We didn’t speak, not at first. We sat down on the top, watching the day start to cool, the sounds of tourists in the background as the areas started to get busier in preparation for sunset.
As much as the clubs and nightlife were Ibiza, this was it more. This was what made people stay, take a chance on a place where they could be free. Liberated.
Unless you had ties elsewhere, like to family. Like both of us had.
“I’m leaving the day after tomorrow.”
He didn’t say anything, just continued to look at the sea and the sky, just giving a faint nod.
“I don’t know when I’ll be back.”
Our hands found each other, clasping fingers together, the hold tight as if we were lovers in a storm and the boat was sinking.
“I don’t know where I’m going.” His words were barely audible.
“Neither do I. I just hope I know when I’m there.”
We watched the sunset, the people there becoming part of the background. The sky performed its usual show of colour, and Es Vedra shivered and shimmied, pulling every soul closer as it always had.
We stayed there until the crowds had gone, until the only voices were the murmurs of couples finding quiet under that sky full of glitter, my head on Tommy’s shoulder, and my face wet with silent tears.
A few words exchanged, and we agreed to meet back at his, the drive alone the loneliest I’d ever felt, because I knew there would be more drives like this one, where I was alone and missing him, even though he’d never been mine to miss.
His apartment was in darkness, and he kept me glued to his sides while he checked the rooms, closing the shutters and resetting the alarm.
We both knew that there was no threat. The tidal wave that had crashed into us days before had now fallen to the sea’s usual ebb and flow, but there would always be a memory of it, no matter how much of our futures buried it in the past.
His bedroom was dark, the dim lamp by his bed giving little glow, but we didn’t need it. Our hands read each other’s skin like we were revising a novel in the darkness, and the history of us was written like braille. Every touch was slow, never enough and always too much. With every kiss, my heart became a little more fractured, and like kintsugi, his touch mended it into something more beautiful.
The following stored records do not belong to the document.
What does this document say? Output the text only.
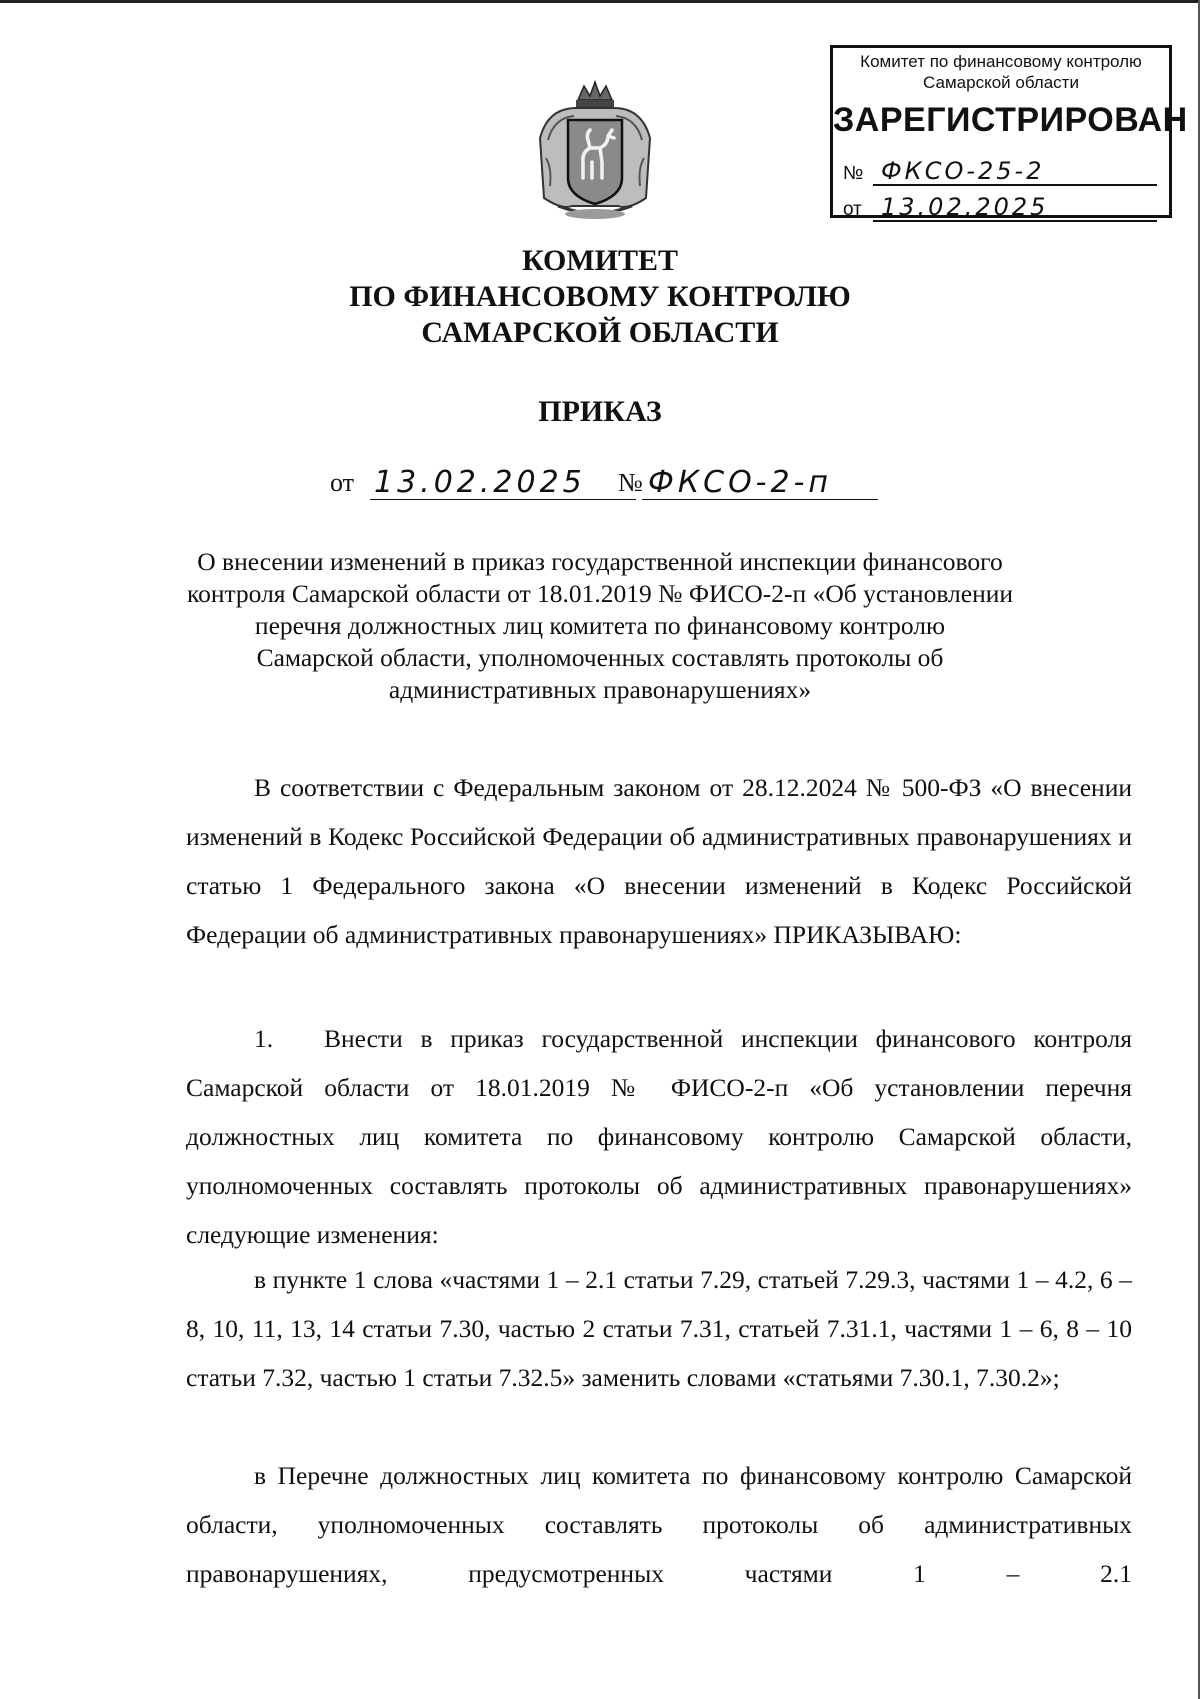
Комитет по финансовому контролю
Самарской области
ЗАРЕГИСТРИРОВАН
№ ФКСО-25-2
от 13.02.2025
КОМИТЕТ
ПО ФИНАНСОВОМУ КОНТРОЛЮ
САМАРСКОЙ ОБЛАСТИ
ПРИКАЗ
от 13.02.2025 № ФКСО-2-п
О внесении изменений в приказ государственной инспекции финансового
контроля Самарской области от 18.01.2019 № ФИСО-2-п «Об установлении
перечня должностных лиц комитета по финансовому контролю
Самарской области, уполномоченных составлять протоколы об
административных правонарушениях»

В соответствии с Федеральным законом от 28.12.2024 № 500-ФЗ «О внесении изменений в Кодекс Российской Федерации об административных правонарушениях и статью 1 Федерального закона «О внесении изменений в Кодекс Российской Федерации об административных правонарушениях» ПРИКАЗЫВАЮ:

1. Внести в приказ государственной инспекции финансового контроля Самарской области от 18.01.2019 № ФИСО-2-п «Об установлении перечня должностных лиц комитета по финансовому контролю Самарской области, уполномоченных составлять протоколы об административных правонарушениях» следующие изменения:

в пункте 1 слова «частями 1 – 2.1 статьи 7.29, статьей 7.29.3, частями 1 – 4.2, 6 – 8, 10, 11, 13, 14 статьи 7.30, частью 2 статьи 7.31, статьей 7.31.1, частями 1 – 6, 8 – 10 статьи 7.32, частью 1 статьи 7.32.5» заменить словами «статьями 7.30.1, 7.30.2»;

в Перечне должностных лиц комитета по финансовому контролю Самарской области, уполномоченных составлять протоколы об административных правонарушениях, предусмотренных частями 1 – 2.1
Every broken thing contains a memory, one that holds hurt maybe. But some kinds of hurt can only come from love.
And it was this night, I let myself fall, relishing in the power of being pulled under its waves and drowning, drowning, drowning in him.
I didn’t need to breathe, because he was the only air I needed. For tonight. Only for tonight.
We didn’t sleep, making love until dawn crashed into the room, signifying another day beginning, another endless day on Ibiza. We lay, eyes wide open and in each other’s arms as the birdsong began.
“I went to where we scattered Leila’s ashes.” His words were some of the first that had been spoken for hours.
“Will you always miss her?”
“No. I don’t miss her anymore. I don’t think I have for a while, and I know that’s okay now. Leila was everything then, but that stopped. My life didn’t and I want to keep living that life. There’s a lot in it that I love.”
My heart beat a little faster at the words, but I wasn’t going to read into them. Too much on this island had been left to be inferred.